More New Zealanders than ever have some form of tertiary qualification and employers need skilled workers. So with some careful matchmaking, everyone should be happy.

Yet employers report hard-to-fill vacancies, most often because applicants lack the necessary skills or qualifications.

Why is this happening? That is one of many questions the Productivity Commission is investigating in its inquiry into “New Models of Tertiary Education.” Some reasons might be time lags, incomplete information and misaligned incentives.

Universities, polytechnics, wananga and private tertiary education providers make choices about what courses they offer. Prospective students know relatively little about what future employers will need, yet they make choices that will affect the kinds of jobs they can get, demanding courses and qualifications from tertiary providers that increase their future salary and other rewards.

It is this “induced” demand that faces providers, rather than the actual demand of employers.

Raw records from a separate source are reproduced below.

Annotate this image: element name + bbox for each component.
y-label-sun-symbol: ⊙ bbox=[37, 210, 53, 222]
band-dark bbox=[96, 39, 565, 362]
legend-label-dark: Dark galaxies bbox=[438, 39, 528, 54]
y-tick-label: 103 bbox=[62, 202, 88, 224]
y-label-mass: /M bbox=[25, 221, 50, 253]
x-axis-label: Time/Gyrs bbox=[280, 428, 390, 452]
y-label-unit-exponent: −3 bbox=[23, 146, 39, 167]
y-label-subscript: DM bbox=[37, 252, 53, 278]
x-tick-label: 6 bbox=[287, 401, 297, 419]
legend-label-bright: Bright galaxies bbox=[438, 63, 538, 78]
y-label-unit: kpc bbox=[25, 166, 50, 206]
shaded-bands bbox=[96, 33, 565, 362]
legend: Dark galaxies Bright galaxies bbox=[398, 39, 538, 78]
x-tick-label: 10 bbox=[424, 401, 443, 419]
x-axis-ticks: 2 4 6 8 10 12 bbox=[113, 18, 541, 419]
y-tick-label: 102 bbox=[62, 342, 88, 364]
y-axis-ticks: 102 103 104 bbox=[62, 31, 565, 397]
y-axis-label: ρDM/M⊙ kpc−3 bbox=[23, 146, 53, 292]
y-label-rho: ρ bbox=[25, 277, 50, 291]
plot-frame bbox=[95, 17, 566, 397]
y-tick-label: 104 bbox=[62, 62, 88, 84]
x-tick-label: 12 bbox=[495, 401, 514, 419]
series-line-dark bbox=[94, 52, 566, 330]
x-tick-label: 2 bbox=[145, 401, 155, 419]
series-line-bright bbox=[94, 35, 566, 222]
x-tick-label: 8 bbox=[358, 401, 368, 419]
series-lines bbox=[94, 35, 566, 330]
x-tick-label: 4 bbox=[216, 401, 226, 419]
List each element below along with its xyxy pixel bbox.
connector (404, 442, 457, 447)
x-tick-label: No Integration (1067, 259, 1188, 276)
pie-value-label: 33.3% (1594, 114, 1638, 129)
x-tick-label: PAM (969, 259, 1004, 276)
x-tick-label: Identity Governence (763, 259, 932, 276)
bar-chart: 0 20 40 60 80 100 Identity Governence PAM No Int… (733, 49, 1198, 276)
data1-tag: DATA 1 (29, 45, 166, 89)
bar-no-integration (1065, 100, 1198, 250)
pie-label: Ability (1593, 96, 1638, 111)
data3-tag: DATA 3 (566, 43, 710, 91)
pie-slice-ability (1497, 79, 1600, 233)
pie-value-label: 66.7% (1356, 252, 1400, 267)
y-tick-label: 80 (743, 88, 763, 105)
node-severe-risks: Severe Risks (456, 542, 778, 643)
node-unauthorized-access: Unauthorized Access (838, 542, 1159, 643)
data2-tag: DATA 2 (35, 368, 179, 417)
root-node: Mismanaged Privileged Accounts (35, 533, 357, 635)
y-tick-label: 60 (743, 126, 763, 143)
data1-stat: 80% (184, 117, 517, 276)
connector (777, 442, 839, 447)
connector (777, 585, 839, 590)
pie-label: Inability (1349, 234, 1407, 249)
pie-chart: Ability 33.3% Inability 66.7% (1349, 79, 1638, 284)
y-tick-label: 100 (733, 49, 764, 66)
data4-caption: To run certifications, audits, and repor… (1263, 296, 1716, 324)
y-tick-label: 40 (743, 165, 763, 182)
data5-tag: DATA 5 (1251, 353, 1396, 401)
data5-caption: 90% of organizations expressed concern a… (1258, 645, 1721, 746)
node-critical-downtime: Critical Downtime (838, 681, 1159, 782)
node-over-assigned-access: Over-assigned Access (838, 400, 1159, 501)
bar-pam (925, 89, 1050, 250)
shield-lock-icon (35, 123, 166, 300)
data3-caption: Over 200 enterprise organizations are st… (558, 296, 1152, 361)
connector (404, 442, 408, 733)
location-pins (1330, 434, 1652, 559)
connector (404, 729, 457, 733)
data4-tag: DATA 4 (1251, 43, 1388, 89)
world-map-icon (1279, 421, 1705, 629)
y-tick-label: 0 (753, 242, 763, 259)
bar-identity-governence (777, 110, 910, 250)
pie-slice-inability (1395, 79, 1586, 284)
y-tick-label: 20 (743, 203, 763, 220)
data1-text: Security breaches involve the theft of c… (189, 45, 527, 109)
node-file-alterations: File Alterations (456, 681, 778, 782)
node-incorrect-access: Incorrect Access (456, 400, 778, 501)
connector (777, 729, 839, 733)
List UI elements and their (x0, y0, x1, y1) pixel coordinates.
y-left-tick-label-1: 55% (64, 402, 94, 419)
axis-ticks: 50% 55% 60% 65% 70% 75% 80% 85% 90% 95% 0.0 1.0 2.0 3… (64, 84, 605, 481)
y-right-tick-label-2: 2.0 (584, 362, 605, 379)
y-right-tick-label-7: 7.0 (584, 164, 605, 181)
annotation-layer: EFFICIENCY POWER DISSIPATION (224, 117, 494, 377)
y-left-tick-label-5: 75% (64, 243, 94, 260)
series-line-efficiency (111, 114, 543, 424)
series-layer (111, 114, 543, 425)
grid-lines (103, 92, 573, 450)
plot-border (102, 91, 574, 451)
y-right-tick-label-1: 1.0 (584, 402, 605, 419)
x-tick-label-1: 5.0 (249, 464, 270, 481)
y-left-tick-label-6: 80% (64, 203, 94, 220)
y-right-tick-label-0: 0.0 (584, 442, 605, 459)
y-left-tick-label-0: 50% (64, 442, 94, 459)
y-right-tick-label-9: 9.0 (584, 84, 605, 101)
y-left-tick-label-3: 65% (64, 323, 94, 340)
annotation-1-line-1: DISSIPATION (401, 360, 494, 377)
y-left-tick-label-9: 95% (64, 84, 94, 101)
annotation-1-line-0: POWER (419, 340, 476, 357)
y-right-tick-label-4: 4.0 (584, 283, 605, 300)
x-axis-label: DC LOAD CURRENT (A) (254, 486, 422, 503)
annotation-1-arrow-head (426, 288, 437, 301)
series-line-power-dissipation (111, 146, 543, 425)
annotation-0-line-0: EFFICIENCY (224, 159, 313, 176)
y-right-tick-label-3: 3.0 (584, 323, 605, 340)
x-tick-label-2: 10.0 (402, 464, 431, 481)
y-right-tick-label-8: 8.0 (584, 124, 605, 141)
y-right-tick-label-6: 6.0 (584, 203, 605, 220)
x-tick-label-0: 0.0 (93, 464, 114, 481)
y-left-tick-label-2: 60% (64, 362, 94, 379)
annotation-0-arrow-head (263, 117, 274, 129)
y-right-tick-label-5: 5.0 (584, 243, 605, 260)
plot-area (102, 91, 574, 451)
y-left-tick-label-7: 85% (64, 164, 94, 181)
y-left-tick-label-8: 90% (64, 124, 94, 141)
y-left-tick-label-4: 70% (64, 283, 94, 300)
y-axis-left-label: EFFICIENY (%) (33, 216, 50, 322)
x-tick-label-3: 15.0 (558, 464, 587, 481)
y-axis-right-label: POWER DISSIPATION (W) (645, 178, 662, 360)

Reflecting low levels of employer-provider interaction, employers typically judge graduates to be a lot less “work ready” than providers do.

The government largely controls the quantity, minimum quality and price of tertiary education. Its choices reflect what it thinks employers will need in the future, recognising that skills help boost productivity.  But government thinking about future demand may not match employer thinking, and the government pursues other public policy goals through the tertiary education system (for example, social inclusion).

Employers know more than anyone else about their own future skills requirements, but by and large they do not share that information with providers, students and government – the people whose decisions determine future skills supply.

An obvious solution would be for employers to contribute that information to help shape student decisions, government policy and course content.

However, it seems that not many employers get involved. As a one-time owner and manager of a medium-sized business, some reasons come to mind:

  • Time lags – it takes some years for students to work their way through tertiary education, and employers are not that sure of their future skills requirements.
  • Bureaucracy – it takes much effort and time to change the contents of a course.
  • Free riding – involvement is costly, but a firm’s competitors will likely share any benefits. Employers may be afraid of wasting their time, energy and money.
  • Recruitment realities – new graduates, while important, are a smaller source of skilled recruits than immigrants and current workers.

These reasons all make sense. However, a skilled workforce is crucial to the prosperity of employers and indeed New Zealand, so increased employer involvement could offer large benefits.

The Productivity Commission, which has just released an issues paper examining these questions, wants to hear what would make the system more responsive to employer needs.

  • What changes to the system would make it more attractive for employers to be involved on an ongoing basis?
  • What are the trends that will determine future skills requirements?
  • What do they mean for the nature of the labour market?
  • What changes to the tertiary education system would maximise its contribution to New Zealand’s future prosperity?

The commission seeks submissions from, and meetings with, employers and employer groups.